Much worse than the pain of frozen fingers is the pain of frozen fingers thawing out. I am disappointed in how permeable to water my ‘waterproof’ neoprene cycling gloves are. Thus, besides plastic bags, which I am prepared to try next, I still have no way of keeping my hands dry and warm when faced with incessant rain in near-freezing temperatures. I might have looked like an idiot as I paced back and forth with my face contorted in agony and making slight whimpering noises as my fingers slowly warmed up. This happened in the border town of Novi Grad after a 40km ride from my camp spot. Did I have a good night’s sleep in the ruined building I chose as my home? Yes and no. Yes – because I got enough sleep to wake up feeling refreshed and able to deal with the reason for the no. Why no? Because the building turned out to be as waterproof as my gloves. I was first alerted to the fact by dripping on my tent.
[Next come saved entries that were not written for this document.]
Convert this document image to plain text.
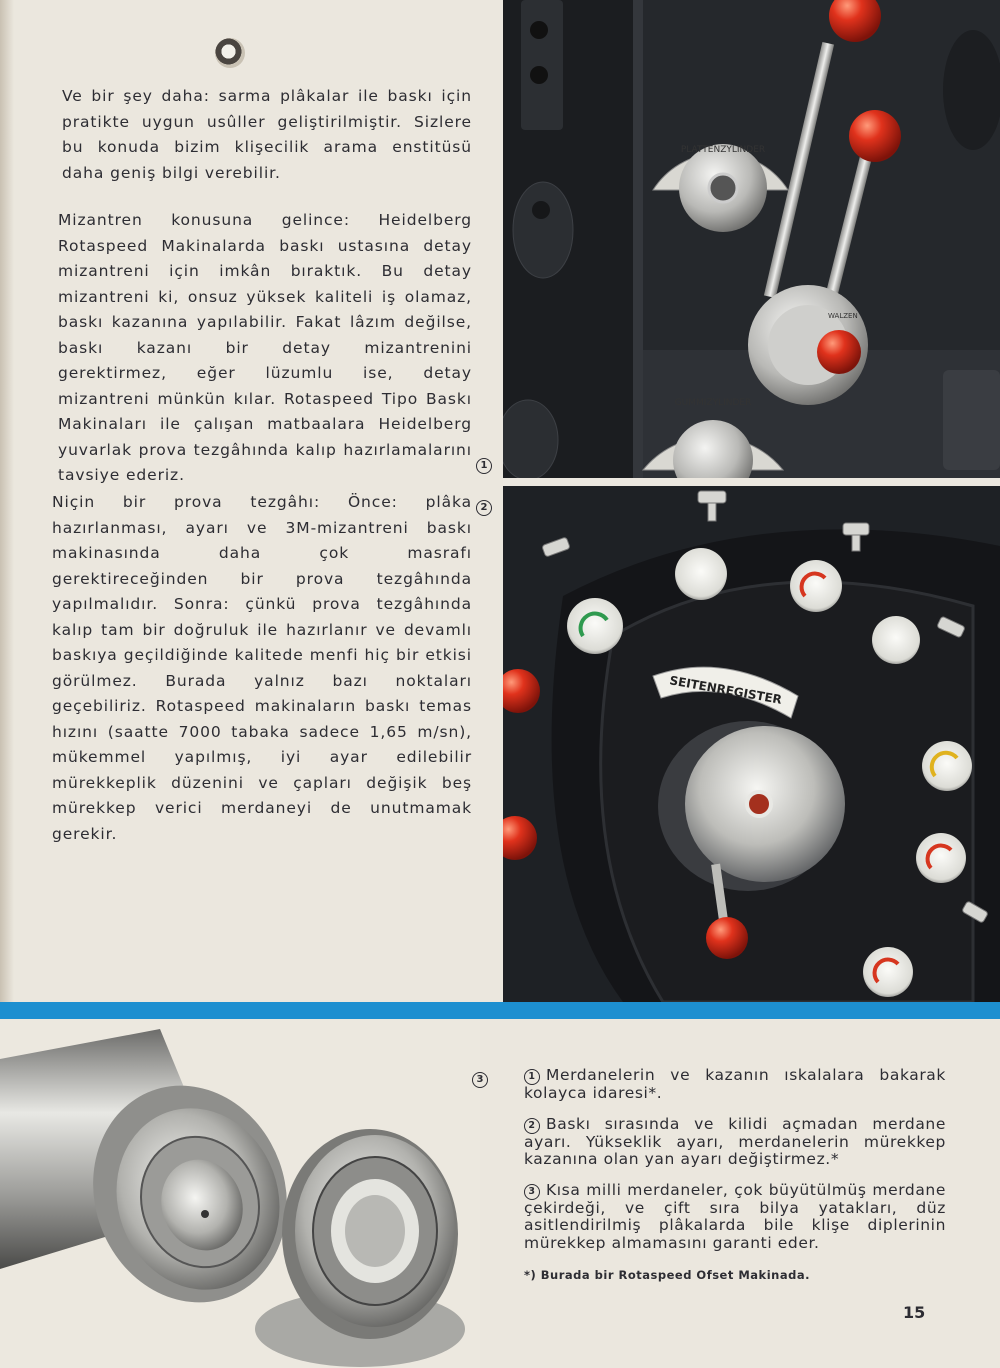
Ve bir şey daha: sarma plâkalar ile baskı için pratikte uygun usûller geliştirilmiştir. Sizlere bu konuda bizim klişecilik arama enstitüsü daha geniş bilgi verebilir.

Mizantren konusuna gelince: Heidelberg Rotaspeed Makinalarda baskı ustasına detay mizantreni için imkân bıraktık. Bu detay mizantreni ki, onsuz yüksek kaliteli iş olamaz, baskı kazanına yapılabilir. Fakat lâzım değilse, baskı kazanı bir detay mizantrenini gerektirmez, eğer lüzumlu ise, detay mizantreni münkün kılar. Rotaspeed Tipo Baskı Makinaları ile çalışan matbaalara Heidelberg yuvarlak prova tezgâhında kalıp hazırlamalarını tavsiye ederiz.

1
2

Niçin bir prova tezgâhı: Önce: plâka hazırlanması, ayarı ve 3M-mizantreni baskı makinasında daha çok masrafı gerektireceğinden bir prova tezgâhında yapılmalıdır. Sonra: çünkü prova tezgâhında kalıp tam bir doğruluk ile hazırlanır ve devamlı baskıya geçildiğinde kalitede menfi hiç bir etkisi görülmez. Burada yalnız bazı noktaları geçebiliriz. Rotaspeed makinaların baskı temas hızını (saatte 7000 tabaka sadece 1,65 m/sn), mükemmel yapılmış, iyi ayar edilebilir mürekkeplik düzenini ve çapları değişik beş mürekkep verici merdaneyi de unutmamak gerekir.

PLATTENZYLINDER
GUMMIZYLINDER
WALZEN
SEITENREGISTER
3	1 Merdanelerin ve kazanın ıskalalara bakarak kolayca idaresi*.

2 Baskı sırasında ve kilidi açmadan merdane ayarı. Yükseklik ayarı, merdanelerin mürekkep kazanına olan yan ayarı değiştirmez.*

3 Kısa milli merdaneler, çok büyütülmüş merdane çekirdeği, ve çift sıra bilya yatakları, düz asitlendirilmiş plâkalarda bile klişe diplerinin mürekkep almamasını garanti eder.

*) Burada bir Rotaspeed Ofset Makinada.
15
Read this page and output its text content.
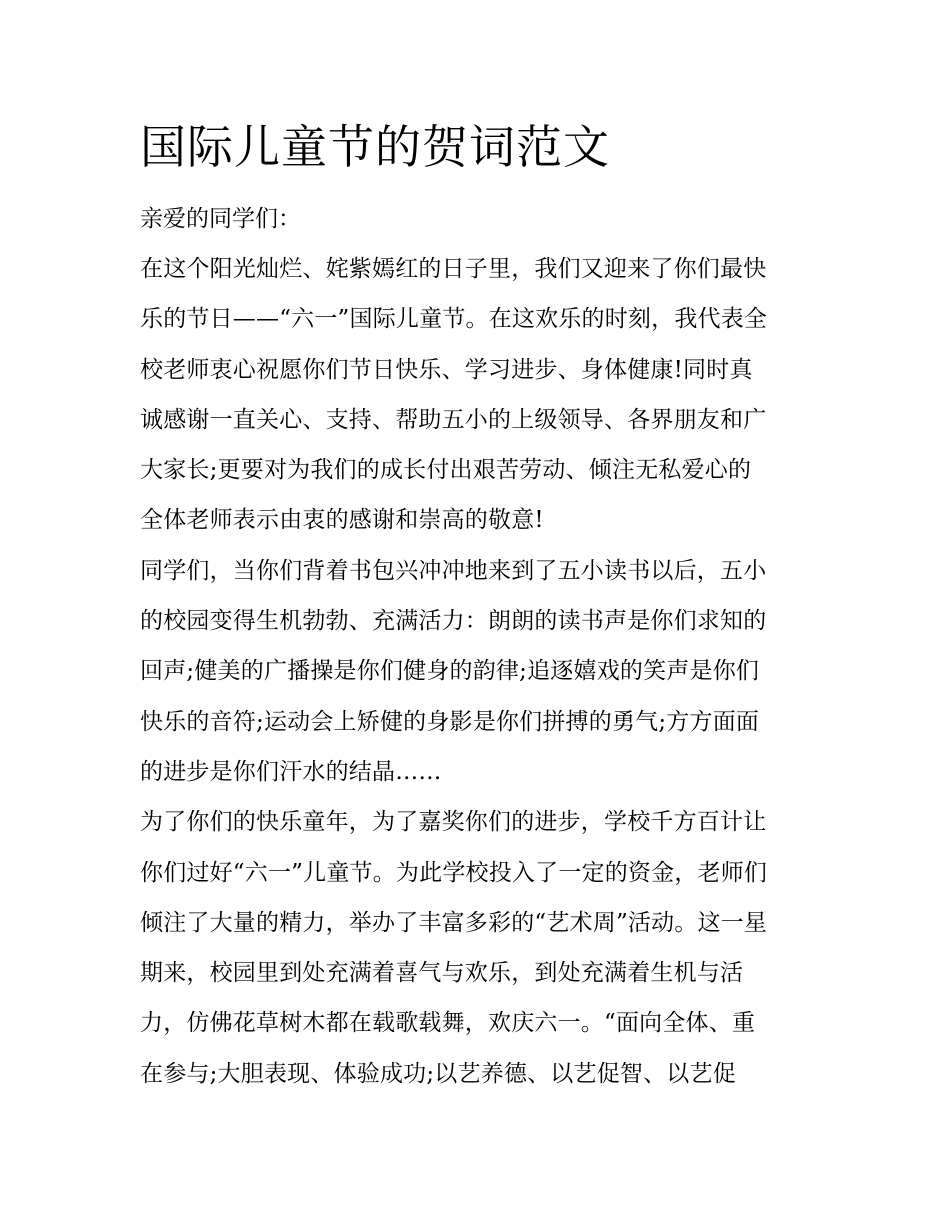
国际儿童节的贺词范文

亲爱的同学们：

在这个阳光灿烂、姹紫嫣红的日子里，我们又迎来了你们最快
乐的节日——“六一”国际儿童节。在这欢乐的时刻，我代表全
校老师衷心祝愿你们节日快乐、学习进步、身体健康!同时真
诚感谢一直关心、支持、帮助五小的上级领导、各界朋友和广
大家长;更要对为我们的成长付出艰苦劳动、倾注无私爱心的
全体老师表示由衷的感谢和崇高的敬意!

同学们，当你们背着书包兴冲冲地来到了五小读书以后，五小
的校园变得生机勃勃、充满活力：朗朗的读书声是你们求知的
回声;健美的广播操是你们健身的韵律;追逐嬉戏的笑声是你们
快乐的音符;运动会上矫健的身影是你们拼搏的勇气;方方面面
的进步是你们汗水的结晶……

为了你们的快乐童年，为了嘉奖你们的进步，学校千方百计让
你们过好“六一”儿童节。为此学校投入了一定的资金，老师们
倾注了大量的精力，举办了丰富多彩的“艺术周”活动。这一星
期来，校园里到处充满着喜气与欢乐，到处充满着生机与活
力，仿佛花草树木都在载歌载舞，欢庆六一。“面向全体、重
在参与;大胆表现、体验成功;以艺养德、以艺促智、以艺促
As the night wore on and the rain continued I became alerted to the fact by a squelching sound beneath me. Then as the water seeped through my tent, I began to get wet. A look outside revealed that my room was flooded and my tent was in shallow pool of water. Pressure from the my body and luggage had drawn the water through the tent floor. My sleeping mat was damp, my sleeping bag (down) was wet and the bottom of my bike bags were wet.
Despite this, I managed to keep up a positive attitude and simply got on with what needed doing. I packed up and squeezed my soaking tent into plastic bags. I opted for sandals instead of shoes, with three pairs of socks under the waterproof pair. My toes just managed to keep slightly cold without going numb and hurting. Once I got moving I worked hard to distract myself from the pain in my hands by immersing my mind in daydreams. As I approached Novi Grad I came up with a plan. I would check at the border to see whether they are open 24 hours a day, then find a café with WIFI where I could look up weather patterns and accommodation options and decide what to do next.
Having confirmed that the border is always open, I had the good fortune of choosing a café that had a wood-burning fire inside. I hung my gloves and socks in front of the fire and hooked up to the free internet being offered by a café across the road. As I ate cevapi I did my research. With limited suitable accommodation options over in Croatia, I decided I’d be camping again if I rode on. I would need to find somewhere completely dry relatively early to give my stuff a chance to dry before sleeping again. With the rain continuing outside, this seemed unlikely. My other option was to sleep in Novi Grad, clean and dry all my stuff and have enough time to do a proper shop and plan my route through Croatia. I would then be able to be completely ready to camp over the next two nights and hopefully reach Ljubljana on the third day. The second option won. I checked into a local motel.
I have just spent my last 7.50k on a pasta meal, which I am eating in the motel restaurant. I will collect my tent on the way back to my room – it’s hanging to dry in the motel’s undercover carpark. Next I’ll finish satisfying my hungry stomach with some of my own food. Then I will repack my things (all strewn across my room after I emptied all my panniers so they could dry). It will then be time to either go to sleep and get another good rest, or go to bed and stay up late watching a movie.
After tending to some of these things, I have just got back to my room and switched on the TV. What should come on immediately but an Aussie police drama, the Lisa McCune water police one.